Cette décision de la Cour d'Appel de Commerce de Casablanca souligne l'importance du respect des délais légaux par les administrations publiques. Elle établit que si l'OMPIC ne statue pas sur une opposition à l'enregistrement d'une marque dans le délai imparti par la loi, toute décision qu'il rendrait ultérieurement sur cette opposition est frappée de nullité. Cette jurisprudence vise à garantir la sécurité juridique et la célérité des procédures administratives, protégeant ainsi les droits des parties concernées par l'enregistrement des marques.

Texte

En matière de droit des marques, la cour d'appel de commerce se prononce sur la sanction du non-respect par l'organisme chargé de la propriété industrielle du délai légal pour statuer sur une opposition. L'appelante contestait une décision de l'Office marocain de la propriété industrielle et commerciale ayant rejeté son opposition à l'enregistrement d'une marque tierce. La question soumise à la cour portait sur les conséquences du dépassement du délai de six mois imparti à l'Office pour rendre sa décision, tel que prévu par l'article 148-3 de la loi n° 17-97. La cour relève que la décision a été rendue plusieurs mois après l'expiration de ce délai, sans qu'une prorogation n'ait été justifiée par une décision motivée ou sollicitée par les parties.
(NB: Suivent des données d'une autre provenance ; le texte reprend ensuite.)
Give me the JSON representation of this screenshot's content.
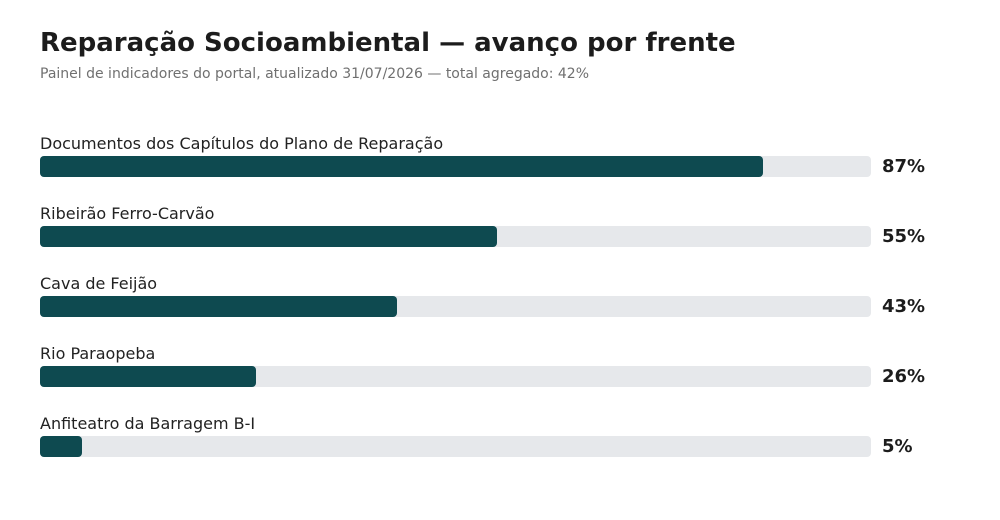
{
  "header": {
    "title": "Reparação Socioambiental — avanço por frente",
    "subtitle": "Painel de indicadores do portal, atualizado 31/07/2026 — total agregado: 42%"
  },
  "colors": {
    "fill": "#0e4a50",
    "track": "#e6e8eb"
  },
  "chart_data": {
    "type": "bar",
    "orientation": "horizontal",
    "title": "Reparação Socioambiental — avanço por frente",
    "subtitle": "Painel de indicadores do portal, atualizado 31/07/2026 — total agregado: 42%",
    "categories": [
      "Documentos dos Capítulos do Plano de Reparação",
      "Ribeirão Ferro-Carvão",
      "Cava de Feijão",
      "Rio Paraopeba",
      "Anfiteatro da Barragem B-I"
    ],
    "values": [
      87,
      55,
      43,
      26,
      5
    ],
    "value_labels": [
      "87%",
      "55%",
      "43%",
      "26%",
      "5%"
    ],
    "unit": "%",
    "xlim": [
      0,
      100
    ],
    "grid": false,
    "legend": "none"
  }
}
Elle retient que cette prorogation d'office constitue une violation des dispositions légales impératives et vicie la procédure. La cour rappelle cependant que sa compétence se limite au contrôle de légalité de la décision attaquée et ne lui permet pas d'ordonner le rejet de la demande d'enregistrement de la marque. Par conséquent, la cour annule la décision de l'Office et rejette le surplus des demandes.